Dartmouth Police Department releases its 2016 holiday video

Spoiler alert!
Dec 20, 2016

The Dartmouth Police released its third blockbuster on December 20, a Christmas parody on "Grandma Got Run Over by a Reindeer."

The video — the second this year following the department's "creepy clown craze" video — starts in an interrogation room, as Detective Kyle Costa and Frank Oliveira question an unidentified suspect about framing Rudolph, the red-nosed reindeer.

Flashbacks show Grandma (played by dispatcher Joanne Ashworth) in a STAT ambulance with her granddaughter (played by dispatcher Maggie Rocha). Grandma recounts to Costa how she only remembers a red flash before being trampled.

Ultimately, the cops book Fireball — one of the reindeer who picked on Rudolph after discovering he had a red nose in the 1964 TV special — for attacking Grandma on Christmas Eve.

The filming of the nearly six-minute video only took about an hour, said Costa.

"We showed up and winged it. We didn't put anything down on paper. We didn't memorize any lines," he said.

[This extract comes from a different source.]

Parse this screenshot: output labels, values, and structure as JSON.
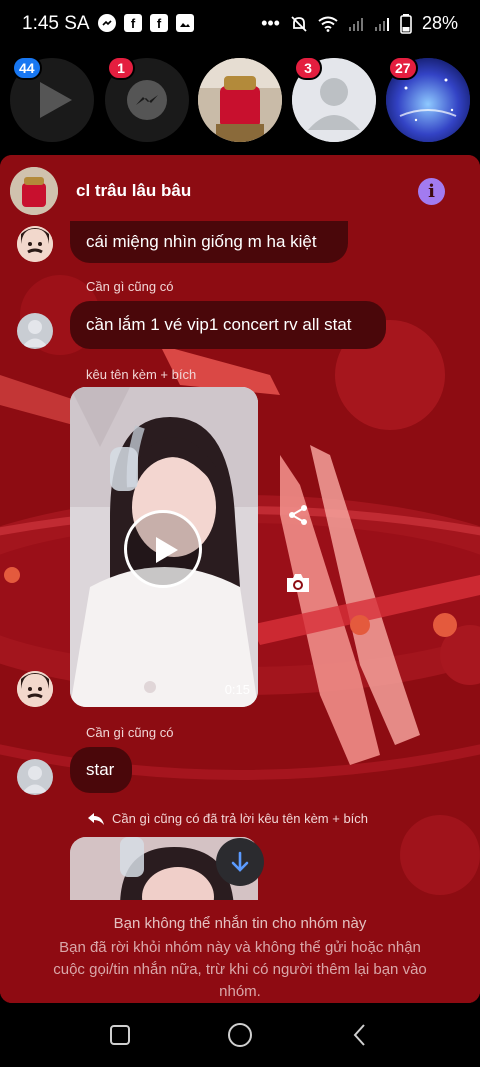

The video projects rely solely on a good relationship with Dartmouth Community Television, some willing volunteers from the police department, and an idea or two from Costa, the creative mastermind behind the holiday projects. However, the department does have a history of going viral with its side projects.

The department's first video — in which the police arrested the Grinch — was picked up by CNN, an ABC affiliate in Houston, Texas, and at least one international news outlet.

The "clown craze" video — which warned residents to abide the law while in a clown costume — reached 154 countries, including Brazil, Australia, Malaysia, Portugal, Singapore, Saudi Arabia, Aruba, Japan, China, Russia, and Zimbabwe. It was also picked up by The Daily Show, Ellen DeGeneres's Ellentube, and Reddit, to name a few.

Costa said he wasn't sure if the latest video would go viral, but explained that wasn't the intention behind the filmings.

"We put them out for people's enjoyment. If it does [go viral], great. More so, we want people to have fun with it and know that we're wishing them a happy holiday," he said.